Aggregation without per-element disclosure. The voting design currently computes yes_vote + no_vote and publishes both. For weight-hiding use cases, the primitive would need to support proving the aggregate is correct without exposing the per-vote weights that produced it. Homomorphic commitment schemes and proof composition are the obvious candidates.
Nullifier-set management as a shared concern. The voting design handles dedup application-specifically. If privacy applications across CKB share infrastructure, nullifier sets need a standard primitive form (how they are stored, updated, and queried) rather than each application reinventing one.
These changes don’t have to land all at once. They are also separable from the voting application itself. My read is that this is the conversation worth having about generalizing the primitive: not “should the voting design have privacy,” but “what does the primitive owe its other applications.”

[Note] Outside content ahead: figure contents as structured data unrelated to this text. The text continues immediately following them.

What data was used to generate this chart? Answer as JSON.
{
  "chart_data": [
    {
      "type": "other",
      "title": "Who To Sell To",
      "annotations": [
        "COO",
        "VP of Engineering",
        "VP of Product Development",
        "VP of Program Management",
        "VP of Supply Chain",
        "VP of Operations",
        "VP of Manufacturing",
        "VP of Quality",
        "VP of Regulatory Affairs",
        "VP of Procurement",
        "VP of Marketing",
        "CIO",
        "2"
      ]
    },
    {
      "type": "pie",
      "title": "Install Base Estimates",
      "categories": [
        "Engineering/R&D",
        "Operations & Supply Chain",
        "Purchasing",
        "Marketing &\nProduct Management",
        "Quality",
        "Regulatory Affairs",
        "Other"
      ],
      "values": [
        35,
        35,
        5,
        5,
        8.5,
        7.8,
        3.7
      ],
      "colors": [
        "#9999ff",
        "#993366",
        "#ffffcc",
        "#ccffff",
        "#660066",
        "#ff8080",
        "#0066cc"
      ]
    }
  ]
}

What I am taking from this
I want this to land clearly: privacy is not the voting PoC’s job. The design was built for treasury governance, where public attribution is the point, not the cost. Adding privacy to it would work against what makes the design fit its use case.
The primitive underneath, though, has a separate life. It can serve voting applications with very different threat models. The privacy-needing use cases I listed are real. Adding privacy to those applications won’t come from a small change to the voting design. It will come from changing how stake is represented and verified, plus targeted changes at the primitive layer.
Where the line between primitive and application actually sits is the kind of question best worked out in conversation with people closer to the design. I would welcome that. The point of this note was to name the design space, not close it.
References:
- XuJiandong’s voting PoC: github.com/XuJiandong/ckb-vote-poc.
- Nervos DAO treasury discussion: talk.nervos.org.
- MACI (Minimum Anti-Collusion Infrastructure): github.com/privacy-scaling-explorations/maci.